>> Jaguar Land Rover estimates Brexit could cut its annual profits by £1.0 billion. Sources telling Reuters that the figure is in documents prepared by the car maker's chief economist. The fast growing firm may also be planning a big shift in strategy. Reuters UK correspondent Costas Pitas.>> They're also looking into the possibility of opening an office in Europe, potentially in Brussels, according to the two sources.
And also, a deal to take over Silverstone that they're working on and major expenditure on a plant in Slovakia, which they're already announced, are both on hold until the referendum outcome is known.>> JLR says it has looked into the costs of Brexit, but it won't confirm any figures, or take a side in the debate.

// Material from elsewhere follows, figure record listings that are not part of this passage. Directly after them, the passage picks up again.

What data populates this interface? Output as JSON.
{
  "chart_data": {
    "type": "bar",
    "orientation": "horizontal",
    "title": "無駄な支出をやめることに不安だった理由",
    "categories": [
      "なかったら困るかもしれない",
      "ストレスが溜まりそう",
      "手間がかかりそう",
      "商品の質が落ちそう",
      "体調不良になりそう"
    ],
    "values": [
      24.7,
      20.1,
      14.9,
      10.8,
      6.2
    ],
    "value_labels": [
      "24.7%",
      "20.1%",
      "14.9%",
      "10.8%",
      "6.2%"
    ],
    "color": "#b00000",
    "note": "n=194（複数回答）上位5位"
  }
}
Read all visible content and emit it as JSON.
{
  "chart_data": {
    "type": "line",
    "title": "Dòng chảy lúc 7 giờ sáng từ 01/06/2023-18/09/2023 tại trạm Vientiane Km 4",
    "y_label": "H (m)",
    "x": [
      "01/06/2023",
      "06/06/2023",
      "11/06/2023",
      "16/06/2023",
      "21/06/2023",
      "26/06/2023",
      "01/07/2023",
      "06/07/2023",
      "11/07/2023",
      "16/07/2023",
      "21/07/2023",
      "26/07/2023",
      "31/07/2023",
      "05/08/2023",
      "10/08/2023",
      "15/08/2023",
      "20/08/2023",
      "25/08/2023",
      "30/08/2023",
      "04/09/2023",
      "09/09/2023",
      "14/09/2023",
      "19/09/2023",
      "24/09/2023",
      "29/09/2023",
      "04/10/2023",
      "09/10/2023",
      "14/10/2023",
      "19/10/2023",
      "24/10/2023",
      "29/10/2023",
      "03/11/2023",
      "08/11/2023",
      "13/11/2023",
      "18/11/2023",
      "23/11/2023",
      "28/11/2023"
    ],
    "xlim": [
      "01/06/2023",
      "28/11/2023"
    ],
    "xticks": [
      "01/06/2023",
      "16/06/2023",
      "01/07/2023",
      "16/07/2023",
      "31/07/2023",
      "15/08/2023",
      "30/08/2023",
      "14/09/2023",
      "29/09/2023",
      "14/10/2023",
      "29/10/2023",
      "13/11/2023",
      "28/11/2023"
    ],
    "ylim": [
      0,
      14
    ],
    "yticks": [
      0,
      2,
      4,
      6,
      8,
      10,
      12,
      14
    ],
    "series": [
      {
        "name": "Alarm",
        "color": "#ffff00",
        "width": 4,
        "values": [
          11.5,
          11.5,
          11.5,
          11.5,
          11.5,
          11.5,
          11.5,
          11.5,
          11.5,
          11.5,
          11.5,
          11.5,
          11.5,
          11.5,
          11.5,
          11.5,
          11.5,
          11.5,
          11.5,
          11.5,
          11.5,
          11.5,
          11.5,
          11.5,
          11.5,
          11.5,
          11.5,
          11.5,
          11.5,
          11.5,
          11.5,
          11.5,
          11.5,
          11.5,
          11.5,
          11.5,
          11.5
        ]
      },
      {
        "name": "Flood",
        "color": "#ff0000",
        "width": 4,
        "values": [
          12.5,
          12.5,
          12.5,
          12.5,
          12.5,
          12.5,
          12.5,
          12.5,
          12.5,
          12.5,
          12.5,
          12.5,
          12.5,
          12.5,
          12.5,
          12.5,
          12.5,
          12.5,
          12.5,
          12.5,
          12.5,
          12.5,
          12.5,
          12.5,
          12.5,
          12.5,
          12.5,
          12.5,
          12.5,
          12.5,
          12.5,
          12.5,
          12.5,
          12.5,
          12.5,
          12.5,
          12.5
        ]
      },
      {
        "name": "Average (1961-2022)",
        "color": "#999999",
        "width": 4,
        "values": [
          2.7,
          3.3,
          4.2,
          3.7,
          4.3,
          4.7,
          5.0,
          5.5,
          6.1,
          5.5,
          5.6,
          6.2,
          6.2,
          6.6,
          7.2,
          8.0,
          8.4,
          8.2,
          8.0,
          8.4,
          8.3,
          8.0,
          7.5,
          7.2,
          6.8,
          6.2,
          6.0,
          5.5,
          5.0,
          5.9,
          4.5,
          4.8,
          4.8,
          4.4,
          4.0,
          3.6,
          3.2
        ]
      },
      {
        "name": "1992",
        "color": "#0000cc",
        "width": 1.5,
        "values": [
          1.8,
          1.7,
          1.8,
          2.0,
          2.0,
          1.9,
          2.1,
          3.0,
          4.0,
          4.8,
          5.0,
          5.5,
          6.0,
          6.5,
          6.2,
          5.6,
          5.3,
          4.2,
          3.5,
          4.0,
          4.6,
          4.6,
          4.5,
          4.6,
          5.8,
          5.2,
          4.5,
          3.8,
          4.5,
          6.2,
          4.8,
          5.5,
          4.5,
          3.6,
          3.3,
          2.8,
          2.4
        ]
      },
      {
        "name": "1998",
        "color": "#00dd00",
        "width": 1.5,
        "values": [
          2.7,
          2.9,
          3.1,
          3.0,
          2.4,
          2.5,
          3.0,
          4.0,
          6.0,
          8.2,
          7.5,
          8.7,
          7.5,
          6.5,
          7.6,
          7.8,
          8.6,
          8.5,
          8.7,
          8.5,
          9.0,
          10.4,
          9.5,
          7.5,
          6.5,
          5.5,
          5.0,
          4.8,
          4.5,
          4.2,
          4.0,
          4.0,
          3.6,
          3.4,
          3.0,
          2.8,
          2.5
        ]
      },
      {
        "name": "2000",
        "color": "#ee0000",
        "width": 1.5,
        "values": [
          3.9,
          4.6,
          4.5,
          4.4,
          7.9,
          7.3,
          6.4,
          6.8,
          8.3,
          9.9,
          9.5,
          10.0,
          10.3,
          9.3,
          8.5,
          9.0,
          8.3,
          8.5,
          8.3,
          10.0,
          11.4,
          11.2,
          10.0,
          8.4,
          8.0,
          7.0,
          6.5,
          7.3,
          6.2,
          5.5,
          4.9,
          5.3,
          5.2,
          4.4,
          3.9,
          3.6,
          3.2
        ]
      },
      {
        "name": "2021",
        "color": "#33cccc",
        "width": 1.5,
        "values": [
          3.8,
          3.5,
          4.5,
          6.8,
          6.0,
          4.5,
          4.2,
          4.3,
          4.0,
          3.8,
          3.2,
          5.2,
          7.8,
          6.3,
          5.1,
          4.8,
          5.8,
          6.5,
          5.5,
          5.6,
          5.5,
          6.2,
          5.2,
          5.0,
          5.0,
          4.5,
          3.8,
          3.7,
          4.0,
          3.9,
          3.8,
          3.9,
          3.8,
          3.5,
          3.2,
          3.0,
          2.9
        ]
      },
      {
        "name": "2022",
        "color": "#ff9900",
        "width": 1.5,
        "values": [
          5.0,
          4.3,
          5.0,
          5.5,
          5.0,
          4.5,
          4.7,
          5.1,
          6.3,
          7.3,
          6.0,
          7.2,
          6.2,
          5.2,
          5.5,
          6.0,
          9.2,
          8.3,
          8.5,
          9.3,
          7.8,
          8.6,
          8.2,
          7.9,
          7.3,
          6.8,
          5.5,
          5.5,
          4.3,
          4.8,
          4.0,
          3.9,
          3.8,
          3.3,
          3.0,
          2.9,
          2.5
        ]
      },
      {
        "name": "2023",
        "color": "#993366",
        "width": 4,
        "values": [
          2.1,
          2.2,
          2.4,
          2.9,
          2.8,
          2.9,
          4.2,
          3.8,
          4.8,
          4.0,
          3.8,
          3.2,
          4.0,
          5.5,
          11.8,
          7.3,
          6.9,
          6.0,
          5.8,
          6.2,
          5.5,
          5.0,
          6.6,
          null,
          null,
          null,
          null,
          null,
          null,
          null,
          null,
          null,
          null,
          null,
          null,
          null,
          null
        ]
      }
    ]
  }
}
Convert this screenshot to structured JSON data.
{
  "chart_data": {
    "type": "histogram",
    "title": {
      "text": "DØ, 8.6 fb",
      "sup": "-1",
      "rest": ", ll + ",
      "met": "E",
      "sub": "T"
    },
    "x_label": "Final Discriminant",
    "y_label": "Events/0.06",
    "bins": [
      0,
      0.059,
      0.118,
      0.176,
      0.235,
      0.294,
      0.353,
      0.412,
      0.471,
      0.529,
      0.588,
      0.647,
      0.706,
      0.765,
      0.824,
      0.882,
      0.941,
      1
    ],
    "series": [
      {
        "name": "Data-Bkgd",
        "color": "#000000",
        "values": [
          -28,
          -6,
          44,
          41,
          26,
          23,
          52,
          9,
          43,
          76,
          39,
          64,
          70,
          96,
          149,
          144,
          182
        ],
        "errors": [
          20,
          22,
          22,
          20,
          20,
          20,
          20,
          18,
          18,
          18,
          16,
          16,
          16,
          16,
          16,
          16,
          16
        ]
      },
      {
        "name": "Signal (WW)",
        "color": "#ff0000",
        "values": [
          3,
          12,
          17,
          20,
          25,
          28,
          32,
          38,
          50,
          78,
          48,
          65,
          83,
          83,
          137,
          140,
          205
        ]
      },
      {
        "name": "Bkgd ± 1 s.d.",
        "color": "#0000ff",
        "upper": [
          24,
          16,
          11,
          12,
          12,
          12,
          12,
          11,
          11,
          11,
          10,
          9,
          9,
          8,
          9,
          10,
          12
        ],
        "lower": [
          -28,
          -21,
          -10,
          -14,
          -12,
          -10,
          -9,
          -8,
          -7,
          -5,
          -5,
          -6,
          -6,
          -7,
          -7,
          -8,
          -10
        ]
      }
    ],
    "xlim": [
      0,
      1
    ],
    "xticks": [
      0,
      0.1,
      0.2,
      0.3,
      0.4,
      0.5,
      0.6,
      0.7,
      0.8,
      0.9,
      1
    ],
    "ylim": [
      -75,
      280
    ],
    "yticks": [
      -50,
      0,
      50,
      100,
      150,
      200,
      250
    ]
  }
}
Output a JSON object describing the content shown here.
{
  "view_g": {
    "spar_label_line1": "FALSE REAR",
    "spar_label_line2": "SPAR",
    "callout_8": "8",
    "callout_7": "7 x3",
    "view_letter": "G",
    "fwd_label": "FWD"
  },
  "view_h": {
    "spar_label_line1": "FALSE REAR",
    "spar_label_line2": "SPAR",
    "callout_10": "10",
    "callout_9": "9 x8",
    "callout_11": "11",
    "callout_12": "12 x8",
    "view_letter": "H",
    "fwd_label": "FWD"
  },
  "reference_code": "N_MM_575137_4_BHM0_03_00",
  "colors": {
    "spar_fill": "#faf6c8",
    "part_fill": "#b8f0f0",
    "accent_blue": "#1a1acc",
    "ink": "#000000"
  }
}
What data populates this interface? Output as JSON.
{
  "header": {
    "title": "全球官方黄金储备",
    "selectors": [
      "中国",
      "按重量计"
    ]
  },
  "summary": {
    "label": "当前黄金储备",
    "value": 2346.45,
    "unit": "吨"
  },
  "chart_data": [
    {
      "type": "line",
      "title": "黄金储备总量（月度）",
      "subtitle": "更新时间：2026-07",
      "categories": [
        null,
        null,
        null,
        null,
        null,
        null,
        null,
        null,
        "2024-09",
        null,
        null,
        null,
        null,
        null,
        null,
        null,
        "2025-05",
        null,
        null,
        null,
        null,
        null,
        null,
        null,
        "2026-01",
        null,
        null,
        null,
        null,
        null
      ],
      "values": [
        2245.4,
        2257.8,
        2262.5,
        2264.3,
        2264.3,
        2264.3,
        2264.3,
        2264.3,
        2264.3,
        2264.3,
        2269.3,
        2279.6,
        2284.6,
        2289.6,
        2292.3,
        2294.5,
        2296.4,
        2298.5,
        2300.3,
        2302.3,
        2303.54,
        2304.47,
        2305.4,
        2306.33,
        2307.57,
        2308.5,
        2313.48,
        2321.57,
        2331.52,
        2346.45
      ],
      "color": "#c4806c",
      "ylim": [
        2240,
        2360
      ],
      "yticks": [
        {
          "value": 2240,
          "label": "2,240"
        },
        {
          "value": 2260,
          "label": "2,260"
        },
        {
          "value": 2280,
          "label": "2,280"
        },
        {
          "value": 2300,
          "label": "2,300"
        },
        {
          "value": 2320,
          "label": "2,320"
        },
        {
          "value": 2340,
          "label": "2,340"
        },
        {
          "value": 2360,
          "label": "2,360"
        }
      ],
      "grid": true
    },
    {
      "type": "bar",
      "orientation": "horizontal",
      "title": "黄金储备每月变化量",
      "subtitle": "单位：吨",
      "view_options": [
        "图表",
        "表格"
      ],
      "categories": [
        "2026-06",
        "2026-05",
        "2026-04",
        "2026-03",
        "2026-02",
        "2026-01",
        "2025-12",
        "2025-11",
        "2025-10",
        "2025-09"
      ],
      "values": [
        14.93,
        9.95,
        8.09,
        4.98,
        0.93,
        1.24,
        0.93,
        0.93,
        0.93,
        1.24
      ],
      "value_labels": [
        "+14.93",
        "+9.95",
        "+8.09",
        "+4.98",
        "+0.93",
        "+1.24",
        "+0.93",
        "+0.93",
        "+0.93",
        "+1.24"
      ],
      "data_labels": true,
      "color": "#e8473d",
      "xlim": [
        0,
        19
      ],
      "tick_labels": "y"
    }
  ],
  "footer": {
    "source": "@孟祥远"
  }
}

If it did suffer as a result of Brexit, that will be bad news for the entire UK car industry. JLR accounts for one in three of all vehicles made here and supports thousands of small suppliers. Other pillars of British industry are more open in their calculations.>> Rolls Royce, the aerospace group, not the car company, actually told their workers last week in a letter that potential future investments could be delayed or, maybe, not happen if there is a break, so other companies are clearly looking into these eventualities.
>> JLR has said that it will keep its headquarters in the UK, whatever happens, but Thursday's vote may decide just how many cars it makes in this country and how many British workers are needed to build them.